Evaline Cheng, 17, is one of 15 Bay Area students who have been chosen to serve on the Jade Ribbon Youth Council, a group formed in 2003 through the Stanford University's Asian Liver Center to educate friends and family about how to eradicate hepatitis B.
"It is especially prevalent in the Asian American communities," says Evaline, who is serving her second year on the council and hopes to inspire those susceptible to get tested for the preventable disease, despite the stigma surrounding it.
Evaline has used games and other activities to spread her message on the Lynbrook campus as well as in the greater community.
Last month, she spearheaded Sunnyvale's Hepatitis B Awareness week.
The Sunnyvale City Council recently honored Evaline for her efforts.
On May 12, Evaline attended the city council meeting to receive the proclamation, where Mayor Anthony Spitaleri thanked her for being a part of the prevention effort.
"It was a very nice experience, just to see that all the people in the community were there to support us and could hear about our cause," Evaline says.
One of Evaline's goals is to inform people that hepatitis B can be transmitted through infected blood, sexual contact with an infected person and from mother to child, the most common way in Asian Pacific Islanders.
According to the Asian Liver Center, one in 12 Asian Pacific Islanders in the United States is infected with chronic hepatitis B, vs. one in 1,000 Caucasians.
The virus leads to an inflammation of the liver, causing liver cancer or liver failure.
"Generation after generation transmit [hepatitis B] to their children," says Amy Yu, outreach coordinator for the liver center. "Hepatitis B is endemic to the [Asian] population." While there is no cure, there is a vaccination to prevent hepatitis B. The three-shot series is required for students registering for school, but not everyone has been vaccinated.
"We are interested in telling [students] to tell their relatives or their parents, the older generation who haven't been vaccinated," Evaline says.
She broadened the chain of awareness by joining forces with the Asian Pacific American Students for Leadership group on campus to spread the word.
A majority of those with hepatitis B do not exhibit any symptoms, Evaline says.

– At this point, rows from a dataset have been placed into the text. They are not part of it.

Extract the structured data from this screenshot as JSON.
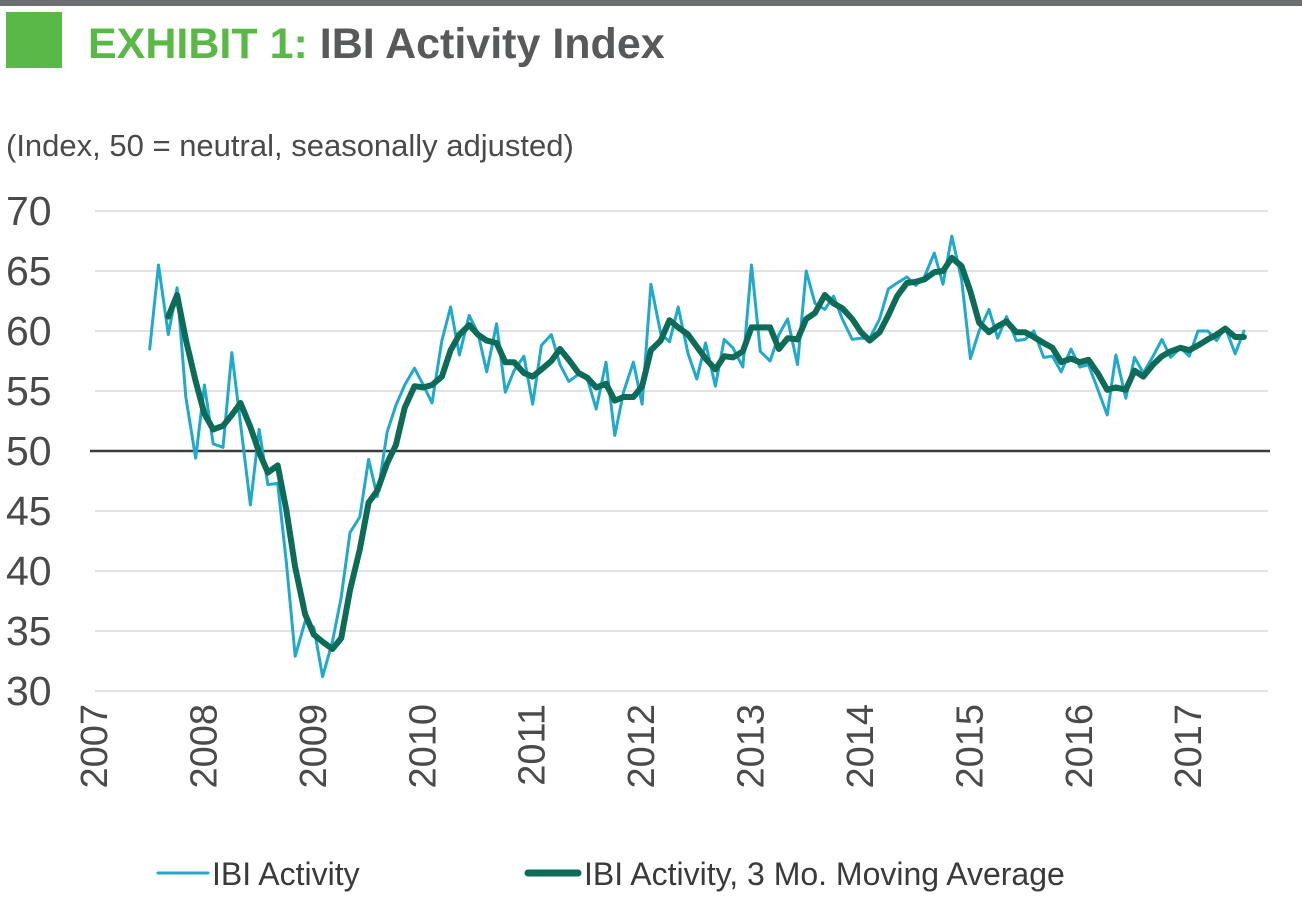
{
  "header": {
    "exhibit_label": "EXHIBIT 1:",
    "title": "IBI Activity Index",
    "subtitle": "(Index, 50 = neutral, seasonally adjusted)"
  },
  "colors": {
    "accent": "#5ab946",
    "title_gray": "#58595b",
    "series_activity": "#20a9cb",
    "series_moving_average": "#0d6b57",
    "neutral_line": "#3a3a3a",
    "grid": "#d9d9d9"
  },
  "chart_data": {
    "type": "line",
    "ylim": [
      30,
      70
    ],
    "yticks": [
      30,
      35,
      40,
      45,
      50,
      55,
      60,
      65,
      70
    ],
    "xlim": [
      2007,
      2017.72
    ],
    "xticks": [
      "2007",
      "2008",
      "2009",
      "2010",
      "2011",
      "2012",
      "2013",
      "2014",
      "2015",
      "2016",
      "2017"
    ],
    "reference_line": 50,
    "grid": true,
    "legend_position": "bottom",
    "series": [
      {
        "name": "IBI Activity",
        "points": [
          [
            2007.5,
            58.5
          ],
          [
            2007.58,
            65.5
          ],
          [
            2007.67,
            59.7
          ],
          [
            2007.75,
            63.6
          ],
          [
            2007.83,
            54.5
          ],
          [
            2007.92,
            49.4
          ],
          [
            2008.0,
            55.5
          ],
          [
            2008.08,
            50.6
          ],
          [
            2008.17,
            50.3
          ],
          [
            2008.25,
            58.2
          ],
          [
            2008.33,
            52.3
          ],
          [
            2008.42,
            45.5
          ],
          [
            2008.5,
            51.8
          ],
          [
            2008.58,
            47.2
          ],
          [
            2008.67,
            47.3
          ],
          [
            2008.75,
            40.6
          ],
          [
            2008.83,
            32.9
          ],
          [
            2008.92,
            35.8
          ],
          [
            2009.0,
            35.3
          ],
          [
            2009.08,
            31.2
          ],
          [
            2009.17,
            34.1
          ],
          [
            2009.25,
            37.8
          ],
          [
            2009.33,
            43.2
          ],
          [
            2009.42,
            44.5
          ],
          [
            2009.5,
            49.3
          ],
          [
            2009.58,
            46.2
          ],
          [
            2009.67,
            51.6
          ],
          [
            2009.75,
            53.8
          ],
          [
            2009.83,
            55.5
          ],
          [
            2009.92,
            56.9
          ],
          [
            2010.0,
            55.5
          ],
          [
            2010.08,
            54.0
          ],
          [
            2010.17,
            59.2
          ],
          [
            2010.25,
            62.0
          ],
          [
            2010.33,
            58.0
          ],
          [
            2010.42,
            61.3
          ],
          [
            2010.5,
            59.8
          ],
          [
            2010.58,
            56.6
          ],
          [
            2010.67,
            60.6
          ],
          [
            2010.75,
            54.9
          ],
          [
            2010.83,
            56.7
          ],
          [
            2010.92,
            57.9
          ],
          [
            2011.0,
            53.9
          ],
          [
            2011.08,
            58.8
          ],
          [
            2011.17,
            59.7
          ],
          [
            2011.25,
            57.2
          ],
          [
            2011.33,
            55.8
          ],
          [
            2011.42,
            56.4
          ],
          [
            2011.5,
            56.0
          ],
          [
            2011.58,
            53.5
          ],
          [
            2011.67,
            57.4
          ],
          [
            2011.75,
            51.3
          ],
          [
            2011.83,
            54.9
          ],
          [
            2011.92,
            57.4
          ],
          [
            2012.0,
            53.9
          ],
          [
            2012.08,
            63.9
          ],
          [
            2012.17,
            59.8
          ],
          [
            2012.25,
            59.1
          ],
          [
            2012.33,
            62.0
          ],
          [
            2012.42,
            58.1
          ],
          [
            2012.5,
            56.0
          ],
          [
            2012.58,
            59.0
          ],
          [
            2012.67,
            55.4
          ],
          [
            2012.75,
            59.3
          ],
          [
            2012.83,
            58.6
          ],
          [
            2012.92,
            57.0
          ],
          [
            2013.0,
            65.5
          ],
          [
            2013.08,
            58.3
          ],
          [
            2013.17,
            57.5
          ],
          [
            2013.25,
            59.7
          ],
          [
            2013.33,
            61.0
          ],
          [
            2013.42,
            57.2
          ],
          [
            2013.5,
            65.0
          ],
          [
            2013.58,
            62.3
          ],
          [
            2013.67,
            61.8
          ],
          [
            2013.75,
            62.9
          ],
          [
            2013.83,
            61.0
          ],
          [
            2013.92,
            59.3
          ],
          [
            2014.0,
            59.4
          ],
          [
            2014.08,
            59.4
          ],
          [
            2014.17,
            61.0
          ],
          [
            2014.25,
            63.5
          ],
          [
            2014.33,
            64.0
          ],
          [
            2014.42,
            64.5
          ],
          [
            2014.5,
            63.8
          ],
          [
            2014.58,
            64.5
          ],
          [
            2014.67,
            66.5
          ],
          [
            2014.75,
            63.9
          ],
          [
            2014.83,
            67.9
          ],
          [
            2014.92,
            64.3
          ],
          [
            2015.0,
            57.7
          ],
          [
            2015.08,
            60.0
          ],
          [
            2015.17,
            61.8
          ],
          [
            2015.25,
            59.4
          ],
          [
            2015.33,
            61.2
          ],
          [
            2015.42,
            59.2
          ],
          [
            2015.5,
            59.3
          ],
          [
            2015.58,
            60.0
          ],
          [
            2015.67,
            57.8
          ],
          [
            2015.75,
            57.9
          ],
          [
            2015.83,
            56.6
          ],
          [
            2015.92,
            58.5
          ],
          [
            2016.0,
            57.0
          ],
          [
            2016.08,
            57.2
          ],
          [
            2016.17,
            55.0
          ],
          [
            2016.25,
            53.0
          ],
          [
            2016.33,
            58.0
          ],
          [
            2016.42,
            54.4
          ],
          [
            2016.5,
            57.8
          ],
          [
            2016.58,
            56.5
          ],
          [
            2016.67,
            57.9
          ],
          [
            2016.75,
            59.3
          ],
          [
            2016.83,
            57.8
          ],
          [
            2016.92,
            58.6
          ],
          [
            2017.0,
            57.9
          ],
          [
            2017.08,
            60.0
          ],
          [
            2017.17,
            60.0
          ],
          [
            2017.25,
            59.2
          ],
          [
            2017.33,
            60.3
          ],
          [
            2017.42,
            58.1
          ],
          [
            2017.5,
            60.0
          ]
        ]
      },
      {
        "name": "IBI Activity, 3 Mo. Moving Average",
        "points": [
          [
            2007.67,
            61.2
          ],
          [
            2007.75,
            63.0
          ],
          [
            2007.83,
            59.3
          ],
          [
            2007.92,
            55.8
          ],
          [
            2008.0,
            53.1
          ],
          [
            2008.08,
            51.8
          ],
          [
            2008.17,
            52.1
          ],
          [
            2008.25,
            53.0
          ],
          [
            2008.33,
            54.0
          ],
          [
            2008.42,
            52.0
          ],
          [
            2008.5,
            49.9
          ],
          [
            2008.58,
            48.2
          ],
          [
            2008.67,
            48.8
          ],
          [
            2008.75,
            45.0
          ],
          [
            2008.83,
            40.3
          ],
          [
            2008.92,
            36.4
          ],
          [
            2009.0,
            34.7
          ],
          [
            2009.08,
            34.1
          ],
          [
            2009.17,
            33.5
          ],
          [
            2009.25,
            34.4
          ],
          [
            2009.33,
            38.4
          ],
          [
            2009.42,
            41.8
          ],
          [
            2009.5,
            45.7
          ],
          [
            2009.58,
            46.7
          ],
          [
            2009.67,
            49.0
          ],
          [
            2009.75,
            50.5
          ],
          [
            2009.83,
            53.6
          ],
          [
            2009.92,
            55.4
          ],
          [
            2010.0,
            55.3
          ],
          [
            2010.08,
            55.5
          ],
          [
            2010.17,
            56.2
          ],
          [
            2010.25,
            58.4
          ],
          [
            2010.33,
            59.7
          ],
          [
            2010.42,
            60.5
          ],
          [
            2010.5,
            59.7
          ],
          [
            2010.58,
            59.2
          ],
          [
            2010.67,
            59.0
          ],
          [
            2010.75,
            57.4
          ],
          [
            2010.83,
            57.4
          ],
          [
            2010.92,
            56.5
          ],
          [
            2011.0,
            56.2
          ],
          [
            2011.08,
            56.8
          ],
          [
            2011.17,
            57.5
          ],
          [
            2011.25,
            58.5
          ],
          [
            2011.33,
            57.6
          ],
          [
            2011.42,
            56.5
          ],
          [
            2011.5,
            56.1
          ],
          [
            2011.58,
            55.3
          ],
          [
            2011.67,
            55.6
          ],
          [
            2011.75,
            54.2
          ],
          [
            2011.83,
            54.5
          ],
          [
            2011.92,
            54.5
          ],
          [
            2012.0,
            55.4
          ],
          [
            2012.08,
            58.4
          ],
          [
            2012.17,
            59.2
          ],
          [
            2012.25,
            60.9
          ],
          [
            2012.33,
            60.3
          ],
          [
            2012.42,
            59.7
          ],
          [
            2012.5,
            58.7
          ],
          [
            2012.58,
            57.7
          ],
          [
            2012.67,
            56.8
          ],
          [
            2012.75,
            57.9
          ],
          [
            2012.83,
            57.8
          ],
          [
            2012.92,
            58.3
          ],
          [
            2013.0,
            60.3
          ],
          [
            2013.08,
            60.3
          ],
          [
            2013.17,
            60.3
          ],
          [
            2013.25,
            58.5
          ],
          [
            2013.33,
            59.4
          ],
          [
            2013.42,
            59.3
          ],
          [
            2013.5,
            61.0
          ],
          [
            2013.58,
            61.5
          ],
          [
            2013.67,
            63.0
          ],
          [
            2013.75,
            62.3
          ],
          [
            2013.83,
            61.9
          ],
          [
            2013.92,
            61.0
          ],
          [
            2014.0,
            59.9
          ],
          [
            2014.08,
            59.2
          ],
          [
            2014.17,
            59.9
          ],
          [
            2014.25,
            61.3
          ],
          [
            2014.33,
            62.9
          ],
          [
            2014.42,
            64.0
          ],
          [
            2014.5,
            64.1
          ],
          [
            2014.58,
            64.3
          ],
          [
            2014.67,
            64.9
          ],
          [
            2014.75,
            65.0
          ],
          [
            2014.83,
            66.1
          ],
          [
            2014.92,
            65.4
          ],
          [
            2015.0,
            63.3
          ],
          [
            2015.08,
            60.7
          ],
          [
            2015.17,
            59.9
          ],
          [
            2015.25,
            60.4
          ],
          [
            2015.33,
            60.8
          ],
          [
            2015.42,
            59.9
          ],
          [
            2015.5,
            59.9
          ],
          [
            2015.58,
            59.5
          ],
          [
            2015.67,
            59.0
          ],
          [
            2015.75,
            58.6
          ],
          [
            2015.83,
            57.4
          ],
          [
            2015.92,
            57.7
          ],
          [
            2016.0,
            57.4
          ],
          [
            2016.08,
            57.6
          ],
          [
            2016.17,
            56.4
          ],
          [
            2016.25,
            55.1
          ],
          [
            2016.33,
            55.3
          ],
          [
            2016.42,
            55.1
          ],
          [
            2016.5,
            56.7
          ],
          [
            2016.58,
            56.2
          ],
          [
            2016.67,
            57.2
          ],
          [
            2016.75,
            57.9
          ],
          [
            2016.83,
            58.3
          ],
          [
            2016.92,
            58.6
          ],
          [
            2017.0,
            58.4
          ],
          [
            2017.08,
            58.8
          ],
          [
            2017.17,
            59.3
          ],
          [
            2017.25,
            59.7
          ],
          [
            2017.33,
            60.2
          ],
          [
            2017.42,
            59.5
          ],
          [
            2017.5,
            59.5
          ]
        ]
      }
    ]
  }
}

If symptoms do develop, fever, fatigue, joint or muscle pain, loss of appetite or nausea can be mistaken for flu symptoms.
"Most don't know they have it until it is too late," Yu says.
Evaline also urges those susceptible to get tested. She creates bingo games and other activities to get Lynbrook students involved and to "educate in a fun way" on campus.
"It is really hard to spearhead a cause like this on a large campus," Evaline says. "It is much more effective and a lot more fun to work with other people." Evaline was inspired to join the awareness movement after participating in a public health internship with Councilman Otto Lee, where she learned about the disease.
Through her experience with the Jade Youth Council, she hopes find a future career where she can be a medical researcher and public health outreach coordinator.
"A lot of times teenagers feel like they are overlooked or they don't have much opportunity to get involved in the community," Evaline says. "If we have a cause we are interested in, we can make a difference."